第5章 提言 ─ 制度設計と働き方への視点転換

 公共サービスにおける指定管理者制度の導入は、今後ますます拡大するだろう。財政的制約の中で、自治体が民間活力を活用しようとするのは、ある意味で時代の要請とも言える。しかし、制度導入が現場職員の尊厳や生活の安定を犠牲にして進められるならば、その制度は「持続可能な公共サービス」とは呼べない。ここでは、私たちが経験した問題を踏まえ、今後の制度設計や運用において必要な視点を3つの柱で提言したい。
 第一に、「合意形成のプロセスを制度化すること」である。指定管理者制度の導入にあたっては、当事者である職員や関係団体との協議が不可欠であり、説明会や意見交換の場が一定程度設けられていたとしても、それだけでは不十分である。制度設計の初期段階から現場の声を反映させ、意思決定プロセスに実質的に参加できる仕組みが必要だ。具体的には、労使双方が対等に議論できる協議の場や、制度導入を検討するための委員会の設置、さらに第三者を交えた対話の場などを、制度としてあらかじめ組み込んでおくべきである。こうした仕組みの整備によってこそ、透明性と合意形成が担保され、納得と共感に基づいた制度導入が可能になると考える。
 第二に、「処遇の移行に関する法的・制度的ガイドラインの整備」が急務である。現在の指定管理者制度には、雇用移行に際してのルールが整備されておらず、各自治体や指定管理者側の裁量に大きく左右されている。その結果、処遇の格差や混乱が各地で起きている。少なくとも、公務職として長年勤務してきた職員が、制度の変更を理由に一方的に不利益を被ることがないよう、退職金の引き継ぎ、昇給制度の整合性、勤続年数の継続性などについて、国や都道府県レベルで一定のガイドラインを設けるべきである。
 第三に、「働きがいのある職場づくりを制度の中核に据えること」である。制度設計は財政や効率の観点から語られがちだが、最も重要なのは、現場で働く人々が「誇り」と「やりがい」をもって働き続けられる環境を守ることである。医療や福祉、教育といった領域では、職員のモチベーションがそのままサービスの質に直結する。
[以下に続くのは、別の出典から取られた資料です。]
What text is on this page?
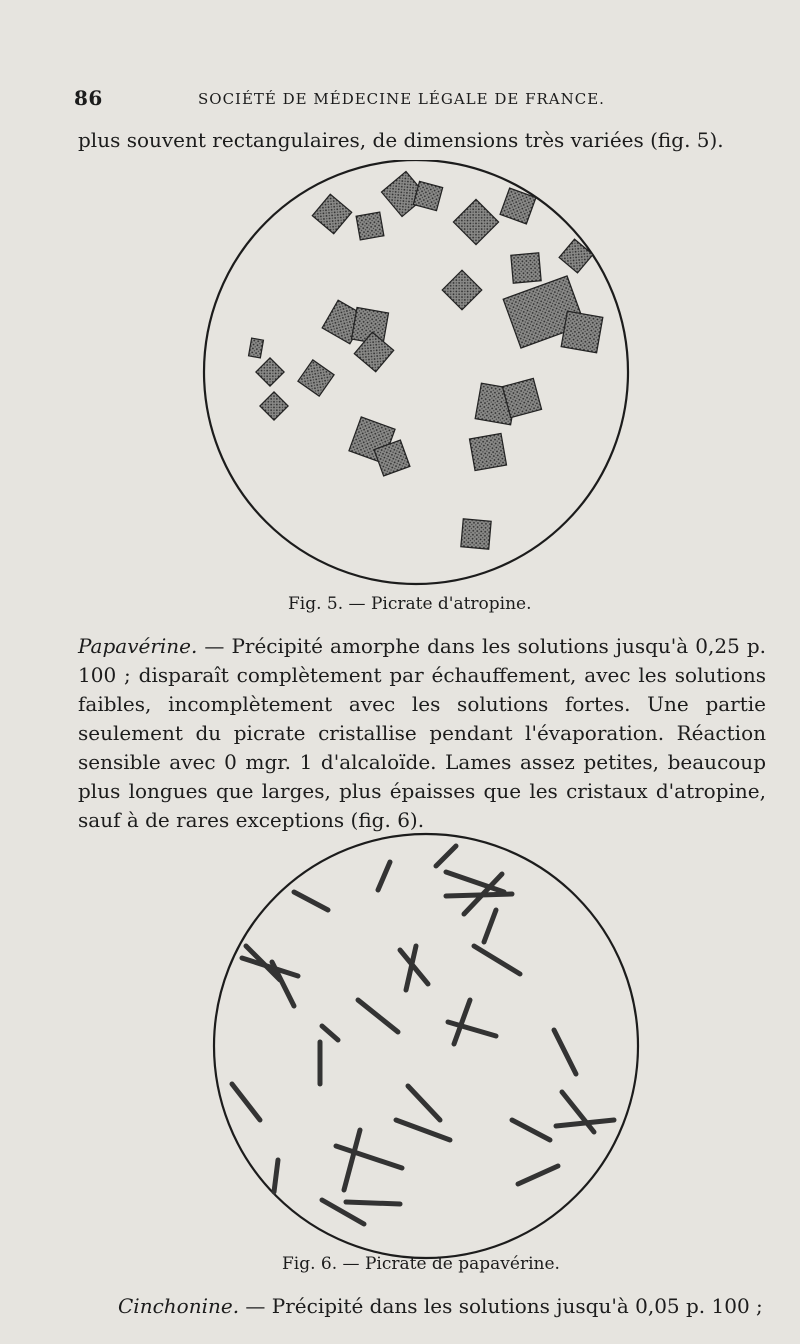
86	SOCIÉTÉ DE MÉDECINE LÉGALE DE FRANCE.
plus souvent rectangulaires, de dimensions très variées (fig. 5).
Fig. 5. — Picrate d'atropine.
Papavérine. — Précipité amorphe dans les solutions jusqu'à 0,25 p. 100 ; disparaît complètement par échauffement, avec les solutions faibles, incomplètement avec les solutions fortes. Une partie seulement du picrate cristallise pendant l'évaporation. Réaction sensible avec 0 mgr. 1 d'alcaloïde. Lames assez petites, beaucoup plus longues que larges, plus épaisses que les cristaux d'atropine, sauf à de rares exceptions (fig. 6).
Fig. 6. — Picrate de papavérine.
Cinchonine. — Précipité dans les solutions jusqu'à 0,05 p. 100 ;
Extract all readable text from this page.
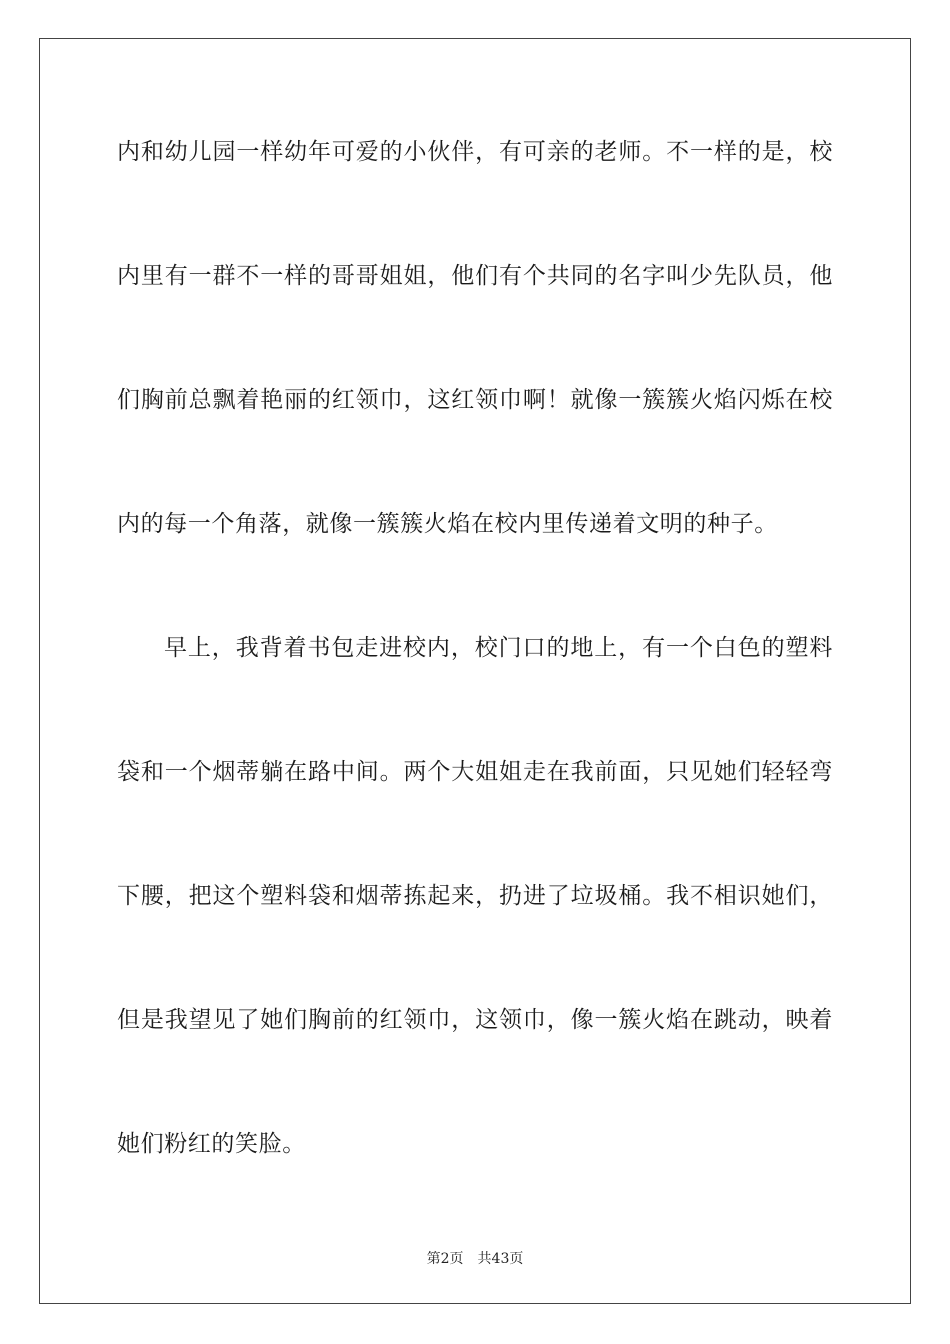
内和幼儿园一样幼年可爱的小伙伴，有可亲的老师。不一样的是，校
内里有一群不一样的哥哥姐姐，他们有个共同的名字叫少先队员，他
们胸前总飘着艳丽的红领巾，这红领巾啊！就像一簇簇火焰闪烁在校
内的每一个角落，就像一簇簇火焰在校内里传递着文明的种子。
早上，我背着书包走进校内，校门口的地上，有一个白色的塑料
袋和一个烟蒂躺在路中间。两个大姐姐走在我前面，只见她们轻轻弯
下腰，把这个塑料袋和烟蒂拣起来，扔进了垃圾桶。我不相识她们，
但是我望见了她们胸前的红领巾，这领巾，像一簇火焰在跳动，映着
她们粉红的笑脸。
第2页 共43页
だからこそ、指定管理者制度の中にも、「働きがい評価指標」や「職場環境チェック機能」などを導入し、単なる数値目標だけではない“人を大切にする視点”を組み込むべきである。
 加えて、制度導入後の検証・評価も重要だ。導入して終わりではなく、1年後、3年後、5年後といった節目で「制度が何をもたらしたのか」を多角的に検証する必要がある。サービス水準、職員満足度、市民の声などを総合的に評価し、必要に応じて制度の見直しを行う──そうした柔軟性と自己修正機能を制度の中に組み込むことが、持続可能な公共サービスには不可欠である。
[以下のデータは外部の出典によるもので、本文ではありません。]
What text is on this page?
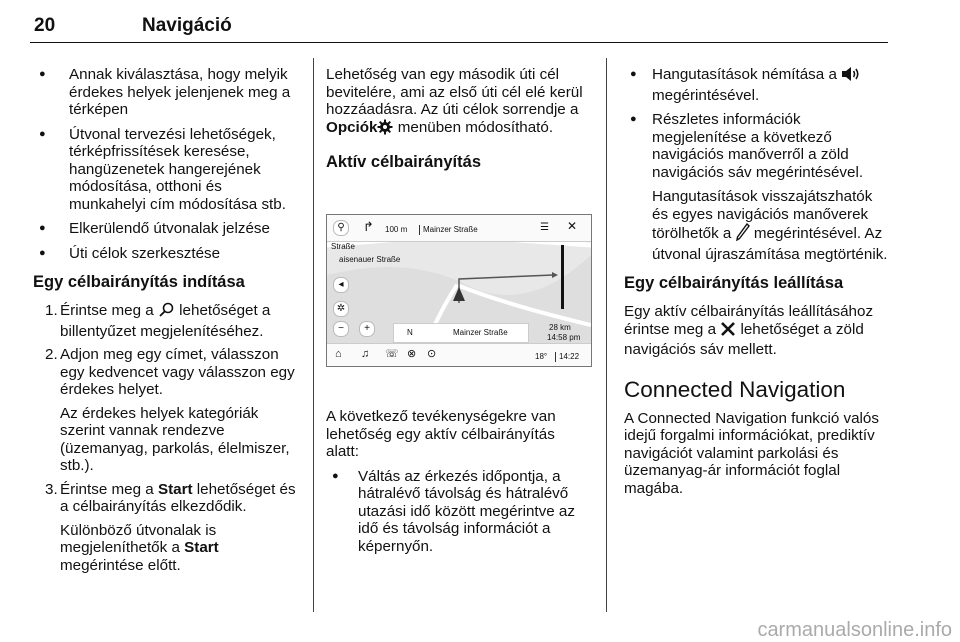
20	Navigáció

● Annak kiválasztása, hogy melyik érdekes helyek jelenjenek meg a térképen

● Útvonal tervezési lehetőségek, térképfrissítések keresése, hangüzenetek hangerejének módosítása, otthoni és munkahelyi cím módosítása stb.

● Elkerülendő útvonalak jelzése

● Úti célok szerkesztése

Egy célbairányítás indítása

1. Érintse meg a lehetőséget a billentyűzet megjelenítéséhez.
2. Adjon meg egy címet, válasszon egy kedvencet vagy válasszon egy érdekes helyet.

Az érdekes helyek kategóriák szerint vannak rendezve (üzemanyag, parkolás, élelmiszer, stb.).

3. Érintse meg a Start lehetőséget és a célbairányítás elkezdődik.

Különböző útvonalak is megjeleníthetők a Start megérintése előtt.

Lehetőség van egy második úti cél bevitelére, ami az első úti cél elé kerül hozzáadásra. Az úti célok sorrendje a Opciók menüben módosítható.

Aktív célbairányítás

⚲	↱ 100 m	Mainzer Straße	☰ ✕
Straße
aisenauer Straße
◂
✲
−	+	N	Mainzer Straße
28 km
14:58 pm
⌂ ♫ ☏ ⊗ ⊙	18°	14:22

A következő tevékenységekre van lehetőség egy aktív célbairányítás alatt:

● Váltás az érkezés időpontja, a hátralévő távolság és hátralévő utazási idő között megérintve az idő és távolság információt a képernyőn.

● Hangutasítások némítása a  megérintésével.

● Részletes információk megjelenítése a következő navigációs manőverről a zöld navigációs sáv megérintésével.

Hangutasítások visszajátszhatók és egyes navigációs manőverek törölhetők a megérintésével. Az útvonal újraszámítása megtörténik.

Egy célbairányítás leállítása

Egy aktív célbairányítás leállításához érintse meg a lehetőséget a zöld navigációs sáv mellett.

Connected Navigation

A Connected Navigation funkció valós idejű forgalmi információkat, prediktív navigációt valamint parkolási és üzemanyag-ár információt foglal magába.

carmanualsonline.info
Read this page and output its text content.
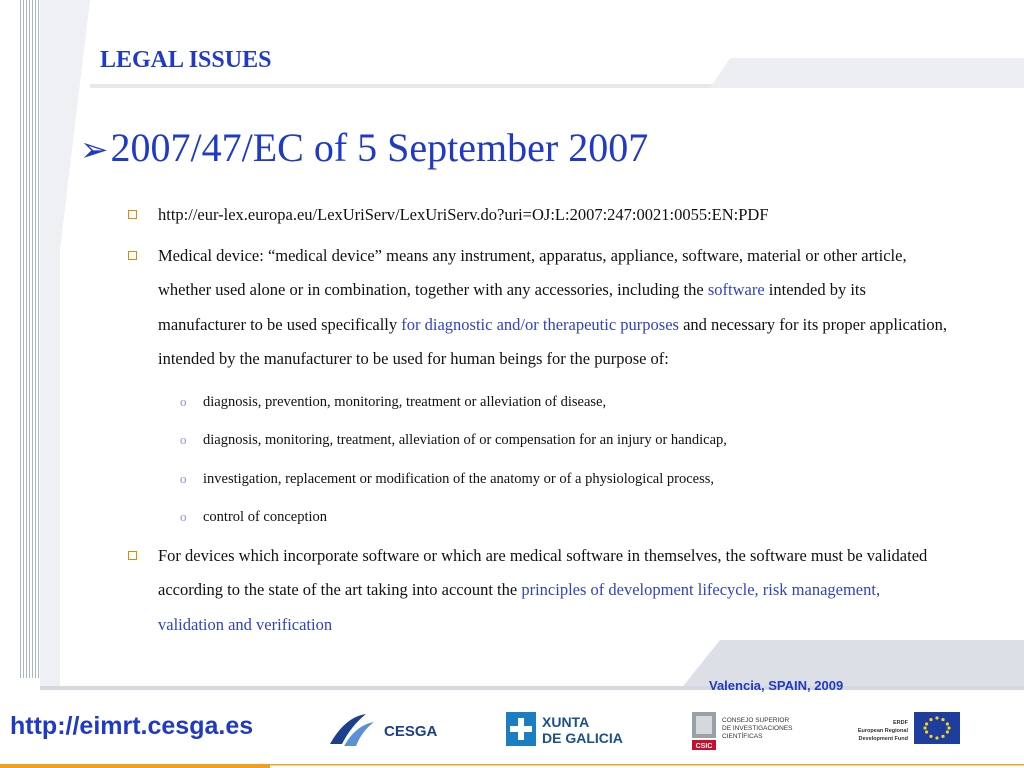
LEGAL ISSUES
➢2007/47/EC of 5 September 2007
http://eur-lex.europa.eu/LexUriServ/LexUriServ.do?uri=OJ:L:2007:247:0021:0055:EN:PDF
Medical device: “medical device” means any instrument, apparatus, appliance, software, material or other article, whether used alone or in combination, together with any accessories, including the software intended by its manufacturer to be used specifically for diagnostic and/or therapeutic purposes and necessary for its proper application, intended by the manufacturer to be used for human beings for the purpose of:
o diagnosis, prevention, monitoring, treatment or alleviation of disease,
o diagnosis, monitoring, treatment, alleviation of or compensation for an injury or handicap,
o investigation, replacement or modification of the anatomy or of a physiological process,
o control of conception
For devices which incorporate software or which are medical software in themselves, the software must be validated according to the state of the art taking into account the principles of development lifecycle, risk management, validation and verification
Valencia, SPAIN, 2009
http://eimrt.cesga.es	CESGA
XUNTA
DE GALICIA
CSIC
CONSEJO SUPERIOR
DE INVESTIGACIONES
CIENTÍFICAS
ERDF
European Regional
Development Fund
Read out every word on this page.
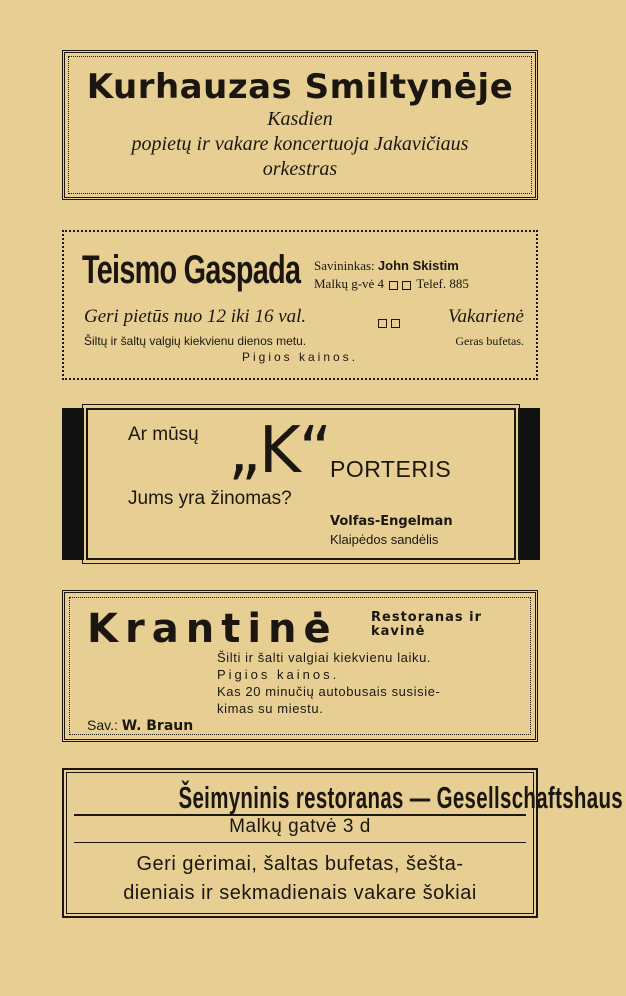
Kurhauzas Smiltynėje
Kasdien
popietų ir vakare koncertuoja Jakavičiaus
orkestras
Teismo Gaspada Savininkas: John Skistim
Malkų g-vė 4 Telef. 885
Geri pietūs nuo 12 iki 16 val.	Vakarienė
Šiltų ir šaltų valgių kiekvienu dienos metu.	Geras bufetas.
Pigios kainos.
Ar mūsų „K“
PORTERIS
Jums yra žinomas?
Volfas-Engelman
Klaipėdos sandėlis
Krantinė	Restoranas ir
kavinė
Šilti ir šalti valgiai kiekvienu laiku.
Pigios kainos.
Kas 20 minučių autobusais susisie-
kimas su miestu.
Sav.: W. Braun
Šeimyninis restoranas — Gesellschaftshaus
Malkų gatvė 3 d
Geri gėrimai, šaltas bufetas, šešta-
dieniais ir sekmadienais vakare šokiai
 これらの提言はいずれも、今回の病院指定管理者制度導入の経験を通じて、私自身が強く痛感したことばかりである。現場を知らないまま進められる制度ほど、恐ろしいものはない。一度損なわれた信頼は、制度の成否とは無関係に、職場の空気や人間関係に長く影を落とす。だからこそ、制度の“内容”と同じくらい、“プロセス”が重要なのだ。

第6章 おわりに

 指定管理者制度の導入は、単なる制度変更にとどまらず、「働くことの意味」や「公共サービスの本質」を問い直す契機となった。効率や財政合理性といった言葉の裏で、現場で働く人々が感じた不安や孤立、やりきれなさは、決して数字には表れないが、決して軽視してはならないものである。
 私たちが求めてきたのは、「制度の反対」ではない。「働く人の声がきちんと届く制度」であり、「安心して暮らせる社会の仕組み」である。公的なサービスが人々の命と生活を支えるのであれば、そこで働く人の安心もまた、制度の根幹に据えられるべきだ。現場の声を拾い、制度の運用に活かす──それが組合の本来の役割であり、今回の取り組みを通じて、私はその使命の重みをあらためて実感した。
 制度は一度つくられて終わりではなく、時代や現場に応じて変化し、磨かれていくべきものである。だからこそ、今後の社会においても、制度設計の段階から当事者の声が反映される仕組みづくりが求められる。そして私たち労働組合は、その橋渡し役として、現場と制度、働く人と社会とをつなぎ続けなければならない。
 本稿が、これから同様の制度導入を検討する自治体や組織、あるいは悩みながら現場で働く多くの人たちにとって、ささやかながらも参考となり、対話のきっかけになれば幸いである。そして何より、すべての“働く人”が尊厳と誇りをもって、安心して働ける社会が実現されることを、私は心から願ってやまない。